As we continue to expand into other foreign countries and jurisdictions, we may be subject to additional laws and regulations that may affect how we conduct business. We expect that there will continue to be new laws, regulations and industry standards concerning privacy, data protection and information security proposed and enacted in various jurisdictions. For example, Washington State enacted the "My Health My Data Act," which broadly defines "consumer health data", creates a private right of action to allow individuals to sue for violations of the law, imposes stringent consent requirements and grants consumers certain rights with respect to their health data, including to request deletion of their information. Consumer health data is defined to include personal information that is linked or reasonably linkable to a consumer and that identifies a consumer's past, present, or future physical or mental health status; consumer health data also includes information that is derived or extrapolated from non-health information, such as algorithms and machine learning. Other states, including Connecticut and Nevada, have also passed consumer health data laws, and given the increased focus on the use of health data by entities that are not subject to HIPAA, additional states are expected to pass consumer health privacy laws.

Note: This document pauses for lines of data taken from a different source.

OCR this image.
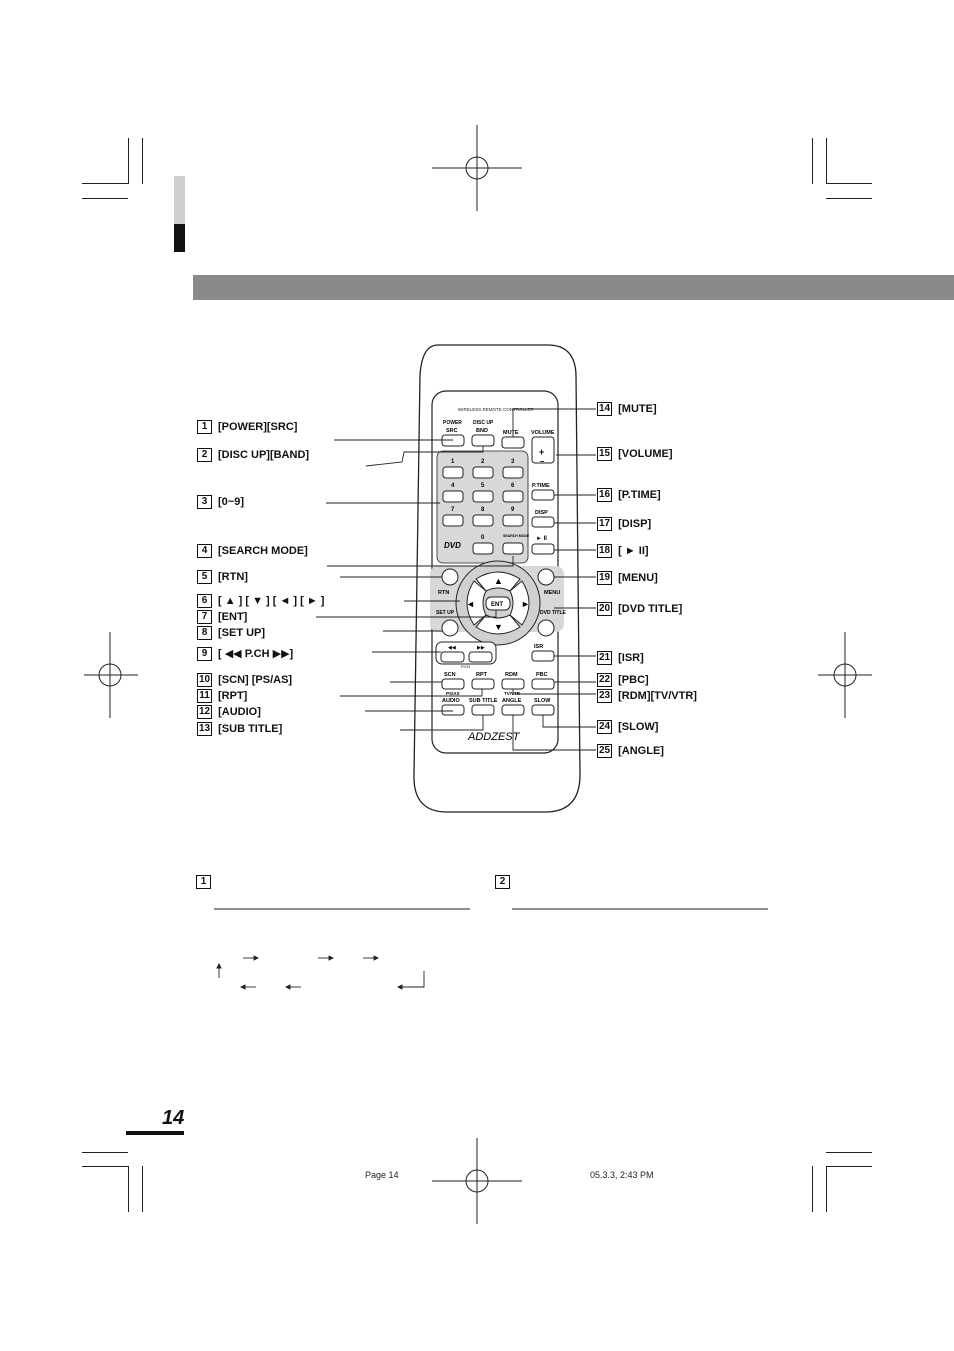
WIRELESS REMOTE CONTROLLER
POWER
SRC
DISC UP
BND	MUTE VOLUME
+
–
1	2	3
4	5	6
7	8	9
0
DVD
SEARCH MODE
P.TIME
DISP
► II
RTN	MENU
SET UP	DVD TITLE
▲
▼
◄	►
ENT
◀◀	▶▶
P.CH
ISR
SCN	RPT	RDM	PBC
PS/AS	TV/VTR
AUDIO SUB TITLE ANGLE SLOW
ADDZEST
1 [POWER][SRC]
2 [DISC UP][BAND]
3 [0~9]
4 [SEARCH MODE]
5 [RTN]
6 [ ▲ ] [ ▼ ] [ ◄ ] [ ► ]
7 [ENT]
8 [SET UP]
9 [ ◀◀ P.CH ▶▶]
10 [SCN] [PS/AS]
11 [RPT]
12 [AUDIO]
13 [SUB TITLE]
14 [MUTE]
15 [VOLUME]
16 [P.TIME]
17 [DISP]
18 [ ► II]
19 [MENU]
20 [DVD TITLE]
21 [ISR]
22 [PBC]
23 [RDM][TV/VTR]
24 [SLOW]
25 [ANGLE]
1	2
14
Page 14	05.3.3, 2:43 PM
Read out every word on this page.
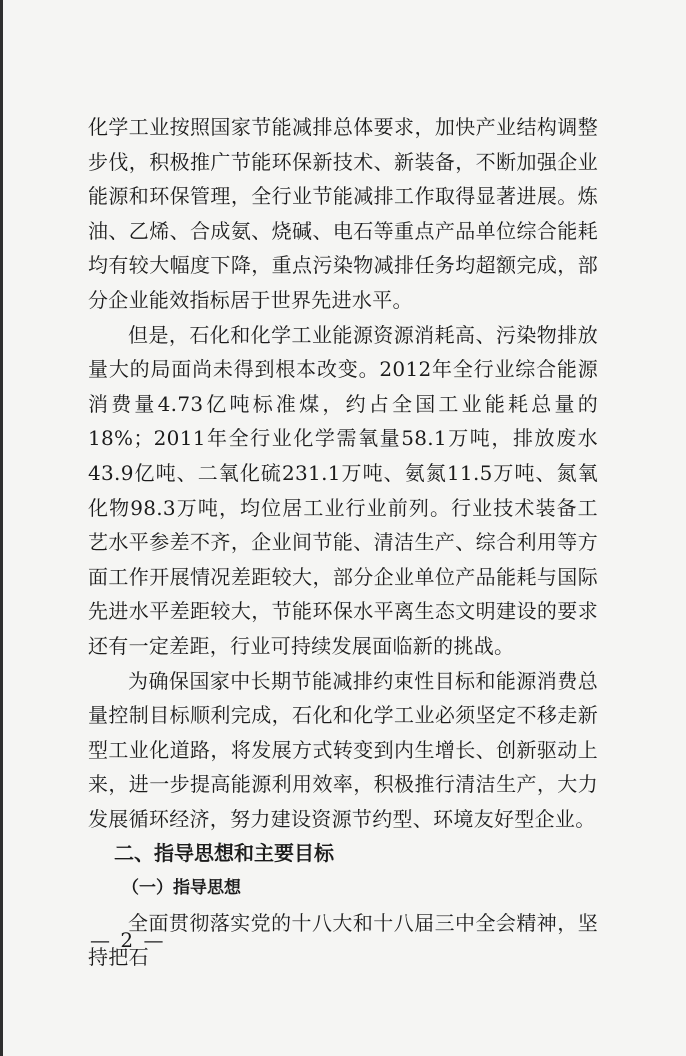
化学工业按照国家节能减排总体要求，加快产业结构调整步伐，积极推广节能环保新技术、新装备，不断加强企业能源和环保管理，全行业节能减排工作取得显著进展。炼油、乙烯、合成氨、烧碱、电石等重点产品单位综合能耗均有较大幅度下降，重点污染物减排任务均超额完成，部分企业能效指标居于世界先进水平。

但是，石化和化学工业能源资源消耗高、污染物排放量大的局面尚未得到根本改变。2012年全行业综合能源消费量4.73亿吨标准煤，约占全国工业能耗总量的18%；2011年全行业化学需氧量58.1万吨，排放废水43.9亿吨、二氧化硫231.1万吨、氨氮11.5万吨、氮氧化物98.3万吨，均位居工业行业前列。行业技术装备工艺水平参差不齐，企业间节能、清洁生产、综合利用等方面工作开展情况差距较大，部分企业单位产品能耗与国际先进水平差距较大，节能环保水平离生态文明建设的要求还有一定差距，行业可持续发展面临新的挑战。

为确保国家中长期节能减排约束性目标和能源消费总量控制目标顺利完成，石化和化学工业必须坚定不移走新型工业化道路，将发展方式转变到内生增长、创新驱动上来，进一步提高能源利用效率，积极推行清洁生产，大力发展循环经济，努力建设资源节约型、环境友好型企业。

二、指导思想和主要目标
（一）指导思想

全面贯彻落实党的十八大和十八届三中全会精神，坚持把石

— 2 —
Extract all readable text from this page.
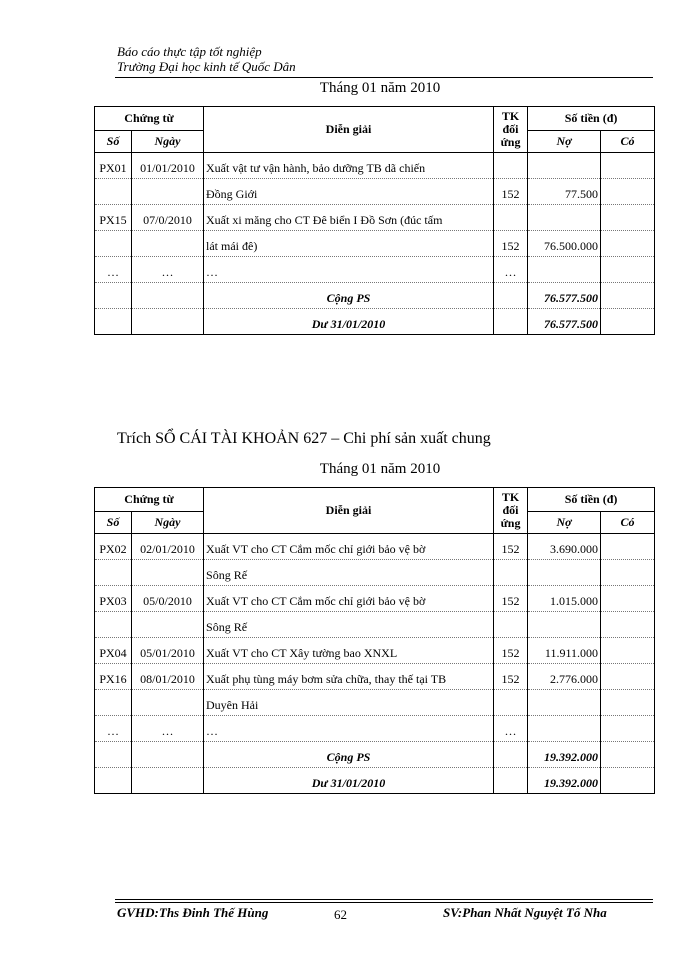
Báo cáo thực tập tốt nghiệp
Trường Đại học kinh tế Quốc Dân
Tháng 01 năm 2010
Chứng từ		Diễn giải	TK
đối
ứng	Số tiền (đ)	
Số	Ngày			Nợ	Có
PX01	01/01/2010	Xuất vật tư vận hành, bảo dưỡng TB dã chiến			
		Đồng Giới	152	77.500	
PX15	07/0/2010	Xuất xi măng cho CT Đê biển I Đồ Sơn (đúc tấm			
		lát mái đê)	152	76.500.000	
…	…	…	…		
		Cộng PS		76.577.500	
		Dư 31/01/2010		76.577.500	
Trích SỔ CÁI TÀI KHOẢN 627 – Chi phí sản xuất chung
Tháng 01 năm 2010
Chứng từ		Diễn giải	TK
đối
ứng	Số tiền (đ)	
Số	Ngày			Nợ	Có
PX02	02/01/2010	Xuất VT cho CT Cắm mốc chỉ giới bảo vệ bờ	152	3.690.000	
		Sông Rế			
PX03	05/0/2010	Xuất VT cho CT Cắm mốc chỉ giới bảo vệ bờ	152	1.015.000	
		Sông Rế			
PX04	05/01/2010	Xuất VT cho CT Xây tường bao XNXL	152	11.911.000	
PX16	08/01/2010	Xuất phụ tùng máy bơm sửa chữa, thay thế tại TB	152	2.776.000	
		Duyên Hải			
…	…	…	…		
		Cộng PS		19.392.000	
		Dư 31/01/2010		19.392.000	
GVHD:Ths Đinh Thế Hùng	62	SV:Phan Nhất Nguyệt Tố Nha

Furthermore, these laws impose substantial requirements that require the expenditure of significant funds and employee time to comply, and additional states and countries are enacting new data privacy and security laws, which will require future expansion of our compliance efforts. We also rely on third parties in relation to the operation of our business, a number of which host or otherwise process personal data on our behalf. In some instances, these third parties have experienced immaterial failures to protect data privacy. There can be no assurances that the privacy and security-related measures and safeguards we have put in place in relation to these third parties will be effective to protect us and/or the relevant personal information from the risks associated with the third-party processing, storage, and transmission of such data. Any violation of data or security laws, or of our relevant measures and safeguards, by our third-party processors could have a material adverse effect on our business, result in applicable fines and penalties, damage our reputation, and/ or result in civil claims. We will need to expend additional resources and make significant investments to comply with data privacy and security laws. Our failure to comply with our posted privacy policies or with any federal, state, or international privacy and security laws, regulations, industry standards or other legal obligations relating to data privacy and information security or any failure to prevent security breaches of such data could result in significant liability under applicable laws, cause disruption to our business, harm our reputation, have a material adverse effect on our business, and may result in claims, complaints, liabilities, proceedings or actions against us by governmental entities or others, or may require us to change our operations. Any such claims, complaints, proceedings or actions could force us to incur significant expenses in defense of such proceedings or actions, distract our management, increase our costs of doing business, and result in the imposition of monetary penalties.